Analysts caution that Trump’s MFN-style deals and direct manufacturer discounts could interact unpredictably with the Medicaid Drug Rebate Program, which already requires manufacturers to pay substantial rebates to federal and state programs and provides open formulary protections for nearly all FDA-approved drugs [3]. If MFN arrangements substitute for existing rebates, states could lose supplemental protections or see higher net costs; if they supplement rebates, manufacturers’ net prices may compress further but fiscal impacts on federal and state budgets are unclear [3]. The lack of published mechanics for how MFN prices and Trump’s contract terms map onto Medicaid rebate statutory calculations leaves material uncertainty for state budgets and beneficiary access [3].
4. Comparative effectiveness and international benchmarks: why U.S. prices still stand apart
KFF and HHS analyses show Medicare’s negotiated prices remain higher than many peer nations, with Medicare prices averaging about 2.8 times prices in 11 comparable countries and international benchmarks like Japan and Australia often much lower [4]. Biden’s IRA creates a U.S. negotiation mechanism that narrows some gaps but does not replicate longstanding foreign price-setting systems; Trump’s explicit use of lowest foreign price comparisons aims to accelerate convergence to lower international levels, but implementations so far are limited to selected manufacturers and drug classes and may not achieve broad systemwide parity [4] [1]. The comparative context explains why political pressure is high on both administrations to produce visible consumer savings while preserving supply and innovation.

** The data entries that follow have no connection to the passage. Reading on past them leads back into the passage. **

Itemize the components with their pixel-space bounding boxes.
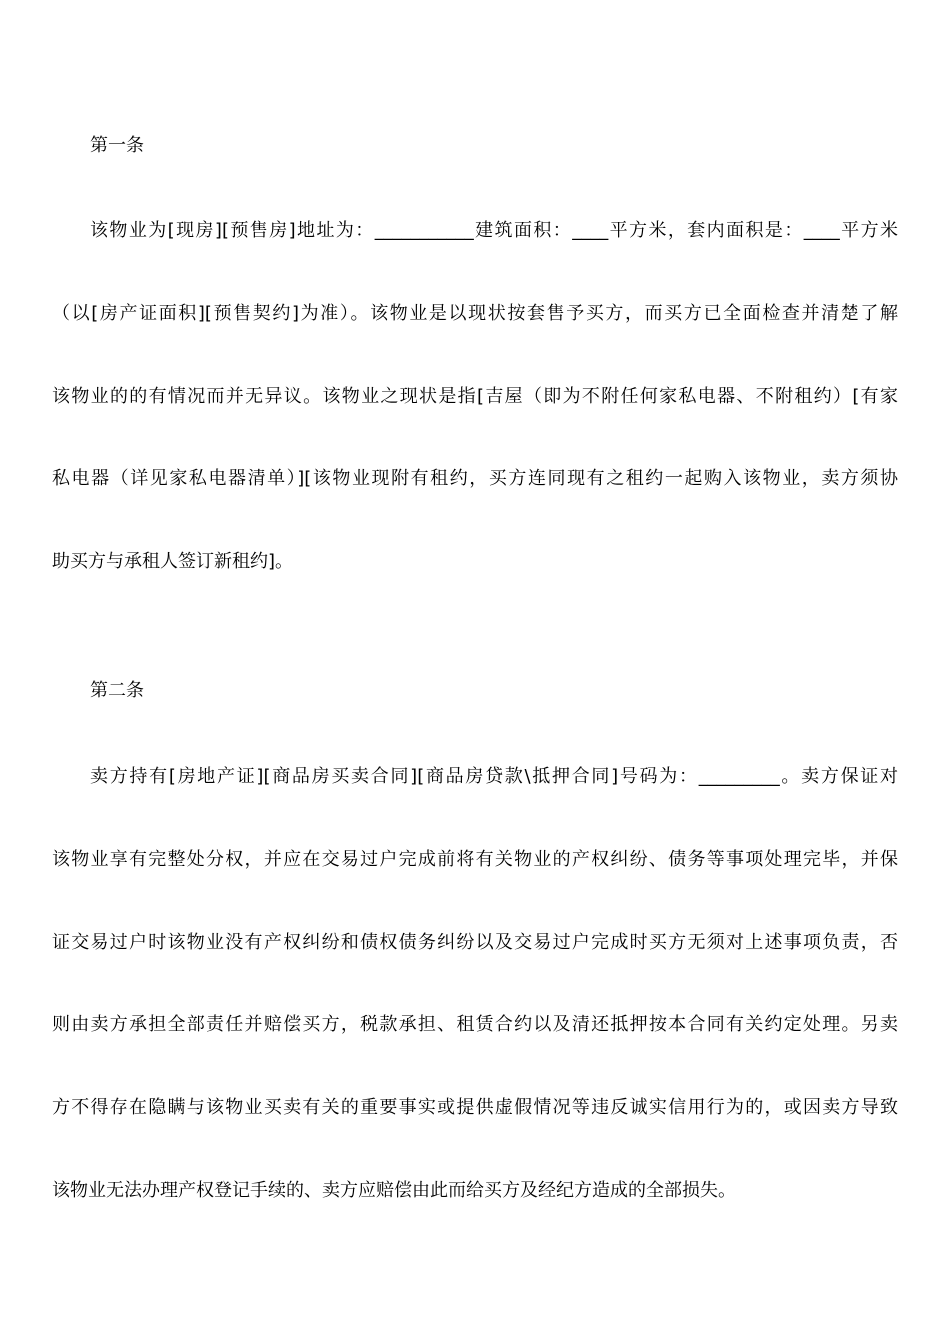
article-2-line: 则由卖方承担全部责任并赔偿买方，税款承担、租赁合约以及清还抵押按本合同有关约定处理。另卖 <box>52 1014 898 1035</box>
article-2-line: 证交易过户时该物业没有产权纠纷和债权债务纠纷以及交易过户完成时买方无须对上述事项负责，否 <box>52 932 898 953</box>
article-1-line: （以[房产证面积][预售契约]为准）。该物业是以现状按套售予买方，而买方已全面检查并清楚了解 <box>52 303 898 324</box>
article-2-line: 该物业无法办理产权登记手续的、卖方应赔偿由此而给买方及经纪方造成的全部损失。 <box>52 1180 736 1201</box>
article-2-line: 卖方持有[房地产证][商品房买卖合同][商品房贷款\抵押合同]号码为：_________。卖方保证对 <box>90 766 898 787</box>
article-2-line: 该物业享有完整处分权，并应在交易过户完成前将有关物业的产权纠纷、债务等事项处理完毕，并保 <box>52 849 898 870</box>
article-2-line: 方不得存在隐瞒与该物业买卖有关的重要事实或提供虚假情况等违反诚实信用行为的，或因卖方导致 <box>52 1097 898 1118</box>
article-1-line: 该物业的的有情况而并无异议。该物业之现状是指[吉屋（即为不附任何家私电器、不附租约）[有家 <box>52 386 898 407</box>
article-1-line: 私电器（详见家私电器清单）][该物业现附有租约，买方连同现有之租约一起购入该物业，卖方须协 <box>52 468 898 489</box>
article-2-heading: 第二条 <box>90 680 144 701</box>
article-1-heading: 第一条 <box>90 135 144 156</box>
article-1-line: 该物业为[现房][预售房]地址为：___________建筑面积：____平方米，套内面积是：____平方米 <box>90 220 898 241</box>
article-1-line: 助买方与承租人签订新租约]。 <box>52 551 294 572</box>
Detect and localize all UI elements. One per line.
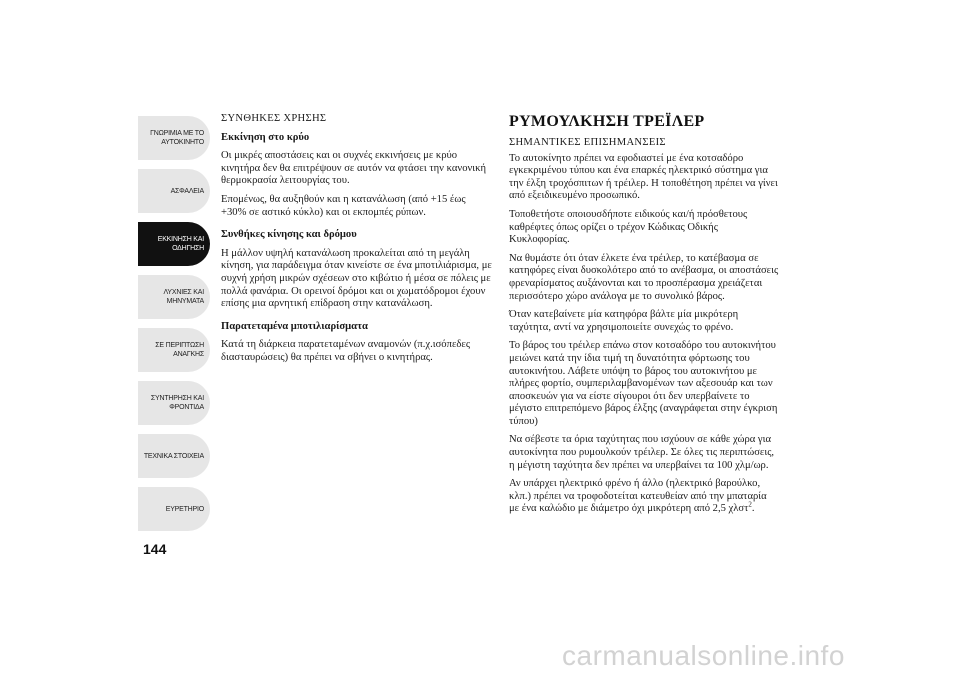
tab-getting-to-know[interactable]: [140, 116, 210, 160]
tab-lights-messages[interactable]: [140, 275, 210, 319]
tab-starting-driving[interactable]: [140, 222, 210, 266]
superscript: 2: [748, 500, 752, 509]
subheading-traffic-jams: Παρατεταμένα μποτιλιαρίσματα: [221, 320, 368, 332]
tab-label: ΕΚΚΙΝΗΣΗ ΚΑΙ: [157, 236, 204, 243]
page-title: ΡΥΜΟΥΛΚΗΣΗ ΤΡΕΪΛΕΡ: [509, 113, 705, 130]
page-number: 144: [143, 541, 167, 557]
paragraph: Τοποθετήστε οποιουσδήποτε ειδικούς και/ή πρόσθετους καθρέφτες όπως ορίζει ο τρέχον Κώδικας Οδικής Κυκλοφορίας.: [509, 208, 748, 246]
tab-maintenance[interactable]: [140, 381, 210, 425]
paragraph: Κατά τη διάρκεια παρατεταμένων αναμονών (π.χ.ισόπεδες διασταυρώσεις) θα πρέπει να σβήνει ο κινητήρας.: [221, 339, 471, 363]
tab-label: ΛΥΧΝΙΕΣ ΚΑΙ: [163, 289, 204, 296]
tab-label: ΣΕ ΠΕΡΙΠΤΩΣΗ: [155, 342, 204, 349]
section-heading: ΣΗΜΑΝΤΙΚΕΣ ΕΠΙΣΗΜΑΝΣΕΙΣ: [509, 137, 666, 148]
paragraph: Οι μικρές αποστάσεις και οι συχνές εκκινήσεις με κρύο κινητήρα δεν θα επιτρέψουν σε αυτόν να φτάσει την κανονική θερμοκρασία λειτουργίας του.: [221, 150, 487, 187]
tab-label: ΟΔΗΓΗΣΗ: [172, 245, 204, 252]
tab-label: ΑΝΑΓΚΗΣ: [173, 351, 204, 358]
tab-index[interactable]: [140, 487, 210, 531]
paragraph: Επομένως, θα αυξηθούν και η κατανάλωση (από +15 έως +30% σε αστικό κύκλο) και οι εκπομπές ρύπων.: [221, 193, 466, 218]
paragraph: Η μάλλον υψηλή κατανάλωση προκαλείται από τη μεγάλη κίνηση, για παράδειγμα όταν κινείστε σε ένα μποτιλιάρισμα, με συχνή χρήση μικρών σχέσεων στο κιβώτιο ή μέσα σε πόλεις με πολλά φανάρια. Οι ορεινοί δρόμοι και οι χωματόδρομοι έχουν επίσης μια αρνητική επίδραση στην κατανάλωση.: [221, 247, 492, 310]
subheading-cold-start: Εκκίνηση στο κρύο: [221, 131, 310, 143]
tab-label: ΑΣΦΑΛΕΙΑ: [170, 187, 204, 195]
tab-label: ΤΕΧΝΙΚΑ ΣΤΟΙΧΕΙΑ: [143, 452, 204, 460]
watermark: carmanualsonline.info: [562, 640, 845, 671]
paragraph: [509, 478, 779, 516]
tab-label: ΑΥΤΟΚΙΝΗΤΟ: [161, 139, 204, 146]
paragraph: Όταν κατεβαίνετε μία κατηφόρα βάλτε μία μικρότερη ταχύτητα, αντί να χρησιμοποιείτε συνεχώς το φρένο.: [509, 309, 739, 333]
tab-emergency[interactable]: [140, 328, 210, 372]
paragraph-text: Αν υπάρχει ηλεκτρικό φρένο ή άλλο (ηλεκτρικό βαρούλκο, κλπ.) πρέπει να τροφοδοτείται κατευθείαν από την μπαταρία με ένα καλώδιο με διάμετρο όχι μικρότερη από 2,5 χλστ: [509, 478, 767, 515]
tab-technical-data[interactable]: [140, 434, 210, 478]
tab-safety[interactable]: [140, 169, 210, 213]
subheading-traffic-road: Συνθήκες κίνησης και δρόμου: [221, 229, 357, 241]
tab-label: ΓΝΩΡΙΜΙΑ ΜΕ ΤΟ: [150, 130, 204, 137]
tab-label: ΕΥΡΕΤΗΡΙΟ: [165, 505, 204, 513]
paragraph: Να σέβεστε τα όρια ταχύτητας που ισχύουν σε κάθε χώρα για αυτοκίνητα που ρυμουλκούν τρέιλερ. Σε όλες τις περιπτώσεις, η μέγιστη ταχύτητα δεν πρέπει να υπερβαίνει τα 100 χλμ/ωρ.: [509, 434, 775, 471]
paragraph-end: .: [751, 503, 755, 515]
tab-label: ΦΡΟΝΤΙΔΑ: [169, 404, 204, 411]
tab-label: ΜΗΝΥΜΑΤΑ: [166, 298, 204, 305]
paragraph: Το αυτοκίνητο πρέπει να εφοδιαστεί με ένα κοτσαδόρο εγκεκριμένου τύπου και ένα επαρκές ηλεκτρικό σύστημα για την έλξη τροχόσπιτων ή τρέιλερ. Η τοποθέτηση πρέπει να γίνει από εξειδικευμένο προσωπικό.: [509, 152, 778, 202]
paragraph: Το βάρος του τρέιλερ επάνω στον κοτσαδόρο του αυτοκινήτου μειώνει κατά την ίδια τιμή τη δυνατότητα φόρτωσης του αυτοκινήτου. Λάβετε υπόψη το βάρος του αυτοκινήτου με πλήρες φορτίο, συμπεριλαμβανομένων των αξεσουάρ και των αποσκευών για να είστε σίγουροι ότι δεν υπερβαίνετε το μέγιστο επιτρεπόμενο βάρος έλξης (αναγράφεται στην έγκριση τύπου): [509, 340, 778, 427]
right-column: [509, 113, 779, 522]
tab-label: ΣΥΝΤΗΡΗΣΗ ΚΑΙ: [150, 395, 204, 402]
section-heading: ΣΥΝΘΗΚΕΣ ΧΡΗΣΗΣ: [221, 113, 327, 124]
paragraph: Να θυμάστε ότι όταν έλκετε ένα τρέιλερ, το κατέβασμα σε κατηφόρες είναι δυσκολότερο από το ανέβασμα, οι αποστάσεις φρεναρίσματος αυξάνονται και το προσπέρασμα χρειάζεται περισσότερο χώρο ανάλογα με το συνολικό βάρος.: [509, 252, 779, 302]
left-column: [221, 113, 493, 371]
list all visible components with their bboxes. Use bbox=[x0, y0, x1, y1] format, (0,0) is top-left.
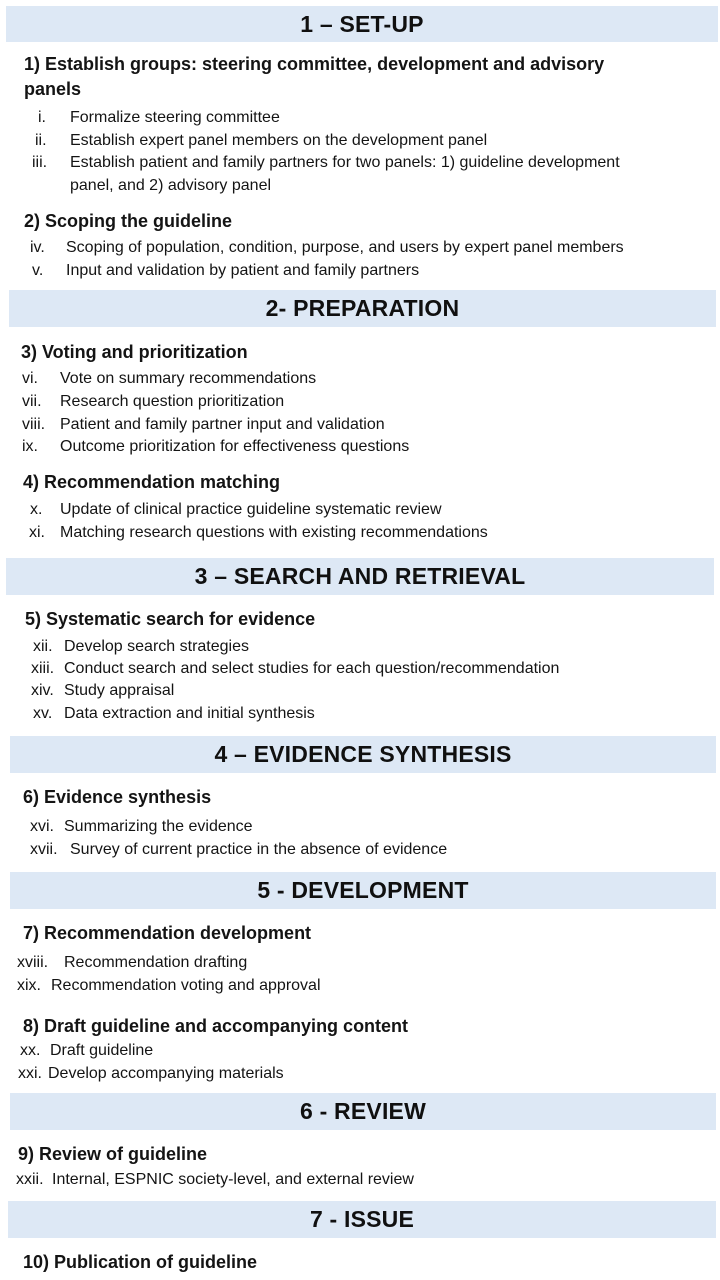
item-text: Survey of current practice in the absence of evidence bbox=[70, 841, 448, 858]
list-item bbox=[0, 975, 720, 997]
list-item bbox=[0, 1040, 720, 1062]
list-item bbox=[0, 680, 720, 702]
item-text: Data extraction and initial synthesis bbox=[64, 705, 315, 722]
list-item bbox=[0, 522, 720, 544]
step-heading: 4) Recommendation matching bbox=[23, 472, 281, 492]
item-text: Establish expert panel members on the development panel bbox=[70, 132, 488, 149]
item-number: xvii. bbox=[30, 841, 58, 858]
item-text: Update of clinical practice guideline systematic review bbox=[60, 501, 442, 518]
item-number: xi. bbox=[29, 524, 45, 541]
section-title: 6 - REVIEW bbox=[300, 1098, 426, 1124]
item-text: Recommendation voting and approval bbox=[51, 977, 321, 994]
item-text: Outcome prioritization for effectiveness questions bbox=[60, 438, 410, 455]
item-number: xviii. bbox=[17, 954, 49, 971]
item-number: xxii. bbox=[16, 1171, 44, 1188]
item-text: Research question prioritization bbox=[60, 393, 285, 410]
list-item bbox=[0, 414, 720, 436]
list-item bbox=[0, 839, 720, 861]
item-text: Vote on summary recommendations bbox=[60, 370, 317, 387]
list-item bbox=[0, 130, 720, 152]
list-item bbox=[0, 152, 720, 198]
item-number: viii. bbox=[22, 416, 46, 433]
list-item bbox=[0, 816, 720, 838]
list-item bbox=[0, 260, 720, 282]
step-heading: 10) Publication of guideline bbox=[23, 1252, 258, 1272]
item-text: panel, and 2) advisory panel bbox=[70, 177, 272, 194]
list-item bbox=[0, 368, 720, 390]
item-number: v. bbox=[32, 262, 44, 279]
section-header-issue bbox=[8, 1201, 716, 1238]
list-item bbox=[0, 636, 720, 658]
item-number: iv. bbox=[30, 239, 45, 256]
step-heading: panels bbox=[24, 79, 82, 99]
item-number: i. bbox=[38, 109, 46, 126]
list-item bbox=[0, 1063, 720, 1085]
section-header-review bbox=[10, 1093, 716, 1130]
section-title: 1 – SET-UP bbox=[300, 10, 424, 37]
item-text: Draft guideline bbox=[50, 1042, 154, 1059]
section-header-evidence-synthesis bbox=[10, 736, 716, 773]
list-item bbox=[0, 391, 720, 413]
item-number: xx. bbox=[20, 1042, 41, 1059]
section-title: 3 – SEARCH AND RETRIEVAL bbox=[194, 563, 526, 589]
step-heading: 5) Systematic search for evidence bbox=[25, 609, 316, 629]
item-number: xvi. bbox=[30, 818, 54, 835]
section-title: 7 - ISSUE bbox=[309, 1206, 415, 1232]
item-number: x. bbox=[30, 501, 43, 518]
item-text: Establish patient and family partners for two panels: 1) guideline development bbox=[70, 154, 620, 171]
item-number: ii. bbox=[35, 132, 47, 149]
item-number: iii. bbox=[32, 154, 48, 171]
list-item bbox=[0, 107, 720, 129]
list-item bbox=[0, 1169, 720, 1191]
section-title: 4 – EVIDENCE SYNTHESIS bbox=[214, 741, 512, 767]
section-title: 2- PREPARATION bbox=[265, 295, 460, 321]
list-item bbox=[0, 499, 720, 521]
step-heading: 2) Scoping the guideline bbox=[24, 211, 233, 231]
step-heading: 3) Voting and prioritization bbox=[21, 342, 248, 362]
item-number: vii. bbox=[22, 393, 42, 410]
item-text: Internal, ESPNIC society-level, and external review bbox=[52, 1171, 414, 1188]
item-text: Develop search strategies bbox=[64, 638, 249, 655]
item-number: xiii. bbox=[31, 660, 55, 677]
list-item bbox=[0, 658, 720, 680]
step-heading: 6) Evidence synthesis bbox=[23, 787, 212, 807]
item-text: Develop accompanying materials bbox=[48, 1065, 284, 1082]
item-text: Formalize steering committee bbox=[70, 109, 280, 126]
item-number: xix. bbox=[17, 977, 41, 994]
section-header-search-retrieval bbox=[6, 558, 714, 595]
list-item bbox=[0, 952, 720, 974]
step-heading: 7) Recommendation development bbox=[23, 923, 312, 943]
section-title: 5 - DEVELOPMENT bbox=[257, 877, 469, 903]
item-number: xxi. bbox=[18, 1065, 42, 1082]
item-text: Scoping of population, condition, purpose, and users by expert panel members bbox=[66, 239, 624, 256]
section-header-setup bbox=[6, 6, 718, 42]
item-text: Matching research questions with existing recommendations bbox=[60, 524, 488, 541]
step-heading: 9) Review of guideline bbox=[18, 1144, 208, 1164]
step-heading: 1) Establish groups: steering committee, development and advisory bbox=[24, 54, 605, 74]
list-item bbox=[0, 436, 720, 458]
section-header-development bbox=[10, 872, 716, 909]
step-heading: 8) Draft guideline and accompanying content bbox=[23, 1016, 409, 1036]
item-text: Conduct search and select studies for each question/recommendation bbox=[64, 660, 560, 677]
item-number: xii. bbox=[33, 638, 53, 655]
item-number: vi. bbox=[22, 370, 38, 387]
item-text: Study appraisal bbox=[64, 682, 175, 699]
list-item bbox=[0, 703, 720, 725]
list-item bbox=[0, 237, 720, 259]
item-number: xiv. bbox=[31, 682, 54, 699]
item-number: ix. bbox=[22, 438, 38, 455]
item-number: xv. bbox=[33, 705, 53, 722]
item-text: Input and validation by patient and family partners bbox=[66, 262, 420, 279]
item-text: Patient and family partner input and validation bbox=[60, 416, 385, 433]
item-text: Summarizing the evidence bbox=[64, 818, 253, 835]
item-text: Recommendation drafting bbox=[64, 954, 248, 971]
section-header-preparation bbox=[9, 290, 716, 327]
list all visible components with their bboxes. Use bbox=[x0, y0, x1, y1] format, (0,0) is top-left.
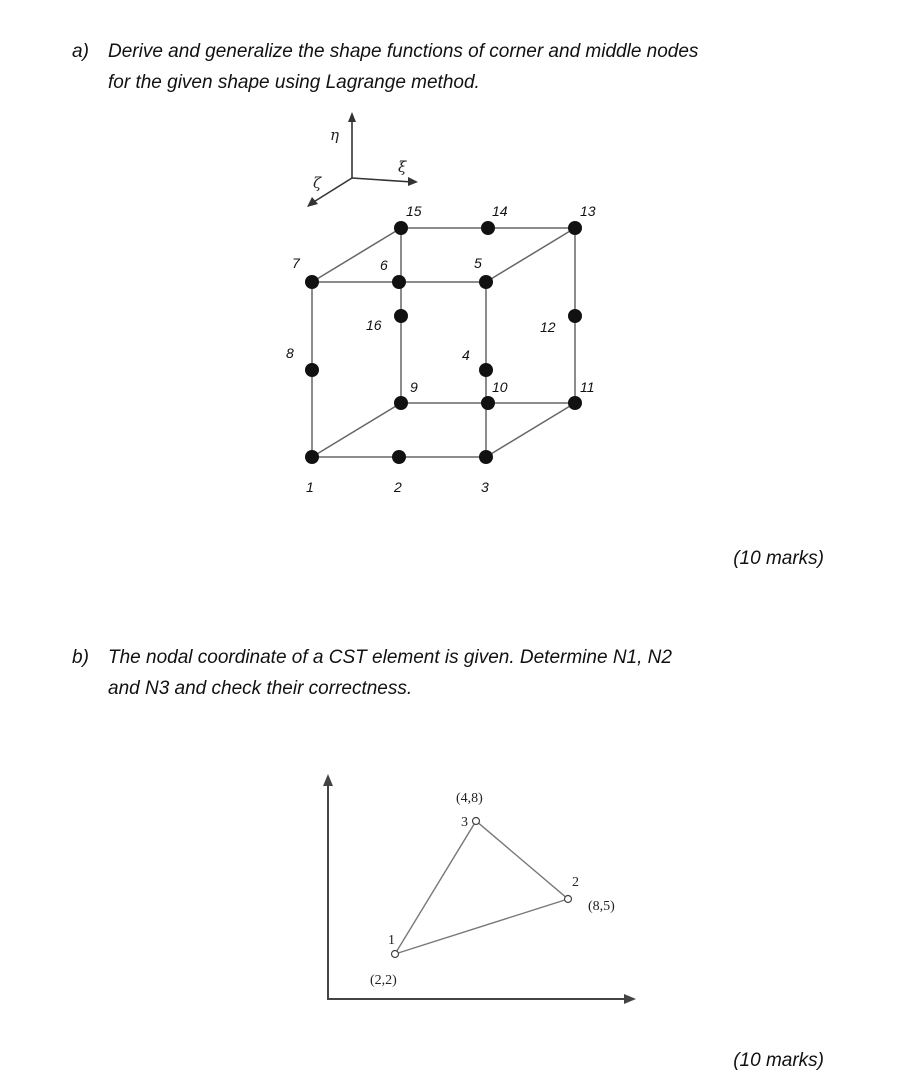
node-label-10: 10 bbox=[492, 379, 508, 395]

5. Bottom line: savings claims, legal and budgetary trade-offs, and what to watch next
Both approaches claim patient savings: Biden’s IRA offers a statutory negotiation path with documented early savings, while Trump’s deals promise immediate manufacturer discounts and copay caps for targeted drugs [6] [1]. Key differences are structural: Biden’s program creates ongoing federal negotiation authority for selected drugs, whereas Trump relies on bilateral deals and international reference pricing tied to participating manufacturers. Critical unresolved issues include legal challenges, the programs’ interactions with Medicaid rebates, how negotiated prices affect formularies and access, and whether manufacturer participation scales beyond headline deals—these unknowns determine whether projected short-term savings translate into durable systemwide cost reductions [3] [8]. Watch HHS rulemaking, state Medicaid fiscal analyses, and court rulings for the next decisive signals [5] [3].